If this sounds complicated, it’s not. If you live in a city, or even a suburban area, most of the surfaces around you are dark and impervious. Such watertight surfaces only facilitate flooding and result in mold along with increased asthma, allergies, sick days and missed school days. Dark surfaces like roads, roofs and parking lots absorb the vast majority of sunlight, turning it into unwanted heat. This heat raises the cost of air conditioning and prevents people from spending time outdoors, resulting in increased crime, higher energy bills and less exercise.
The solution? Smart surfaces: an integrated strategy that allows cities to more intelligently manage sun and rain with reflective, green and porous urban surfaces, along with trees and solar photovoltaics (PV). Deployed in every city, these surfaces mitigate heat, reduce flood and mold risk, as well as improve health — with the greatest benefits in historically marginalized Black and brown communities.
If this sounds simple, it should.
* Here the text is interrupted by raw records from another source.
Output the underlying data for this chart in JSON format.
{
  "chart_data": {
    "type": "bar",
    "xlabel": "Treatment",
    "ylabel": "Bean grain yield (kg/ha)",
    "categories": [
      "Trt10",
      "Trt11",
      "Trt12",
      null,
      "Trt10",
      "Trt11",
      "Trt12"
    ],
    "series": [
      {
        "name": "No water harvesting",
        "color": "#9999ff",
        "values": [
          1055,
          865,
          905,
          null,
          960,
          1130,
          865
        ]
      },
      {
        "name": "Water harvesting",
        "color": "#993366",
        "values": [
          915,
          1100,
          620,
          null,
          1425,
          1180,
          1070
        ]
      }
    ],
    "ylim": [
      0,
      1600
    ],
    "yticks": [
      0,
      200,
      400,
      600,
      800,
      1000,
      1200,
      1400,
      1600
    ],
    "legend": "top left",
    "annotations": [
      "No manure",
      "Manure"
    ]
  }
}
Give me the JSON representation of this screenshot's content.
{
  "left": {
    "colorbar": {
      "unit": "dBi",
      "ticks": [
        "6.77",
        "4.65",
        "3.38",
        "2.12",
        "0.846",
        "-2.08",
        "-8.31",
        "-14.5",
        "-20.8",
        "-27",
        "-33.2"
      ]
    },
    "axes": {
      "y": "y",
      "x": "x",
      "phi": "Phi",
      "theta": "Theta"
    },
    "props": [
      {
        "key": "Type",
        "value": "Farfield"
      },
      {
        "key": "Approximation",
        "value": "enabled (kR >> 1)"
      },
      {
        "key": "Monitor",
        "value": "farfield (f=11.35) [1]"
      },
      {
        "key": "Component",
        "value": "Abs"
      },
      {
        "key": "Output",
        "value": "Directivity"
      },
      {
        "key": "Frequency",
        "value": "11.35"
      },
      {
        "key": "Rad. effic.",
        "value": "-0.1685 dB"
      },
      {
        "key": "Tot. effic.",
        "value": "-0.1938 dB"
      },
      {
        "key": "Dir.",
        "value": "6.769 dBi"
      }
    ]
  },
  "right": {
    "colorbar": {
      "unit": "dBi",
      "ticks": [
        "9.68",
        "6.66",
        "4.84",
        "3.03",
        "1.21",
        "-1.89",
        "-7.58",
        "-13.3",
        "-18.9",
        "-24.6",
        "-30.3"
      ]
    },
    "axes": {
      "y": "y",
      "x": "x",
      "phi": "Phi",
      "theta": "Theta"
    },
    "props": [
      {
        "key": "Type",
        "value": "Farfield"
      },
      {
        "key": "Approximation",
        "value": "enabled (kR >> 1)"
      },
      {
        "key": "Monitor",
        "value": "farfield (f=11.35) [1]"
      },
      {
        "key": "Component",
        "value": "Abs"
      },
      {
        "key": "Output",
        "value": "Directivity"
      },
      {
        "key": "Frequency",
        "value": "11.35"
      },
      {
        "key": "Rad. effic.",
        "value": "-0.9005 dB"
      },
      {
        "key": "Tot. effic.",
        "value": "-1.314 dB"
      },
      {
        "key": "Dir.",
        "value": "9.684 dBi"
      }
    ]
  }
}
There are hundreds of reflective surfaces available for roofs and roads that smarter cities are beginning to adopt. With permeable pavements, rain gardens, green roofs and trees, cities can also improve stormwater management while cutting urban heat. Heat reductions from smart surfaces are even larger in low-income areas and mostly vulnerable Black and brown communities that are impacted the heaviest from climate crisis.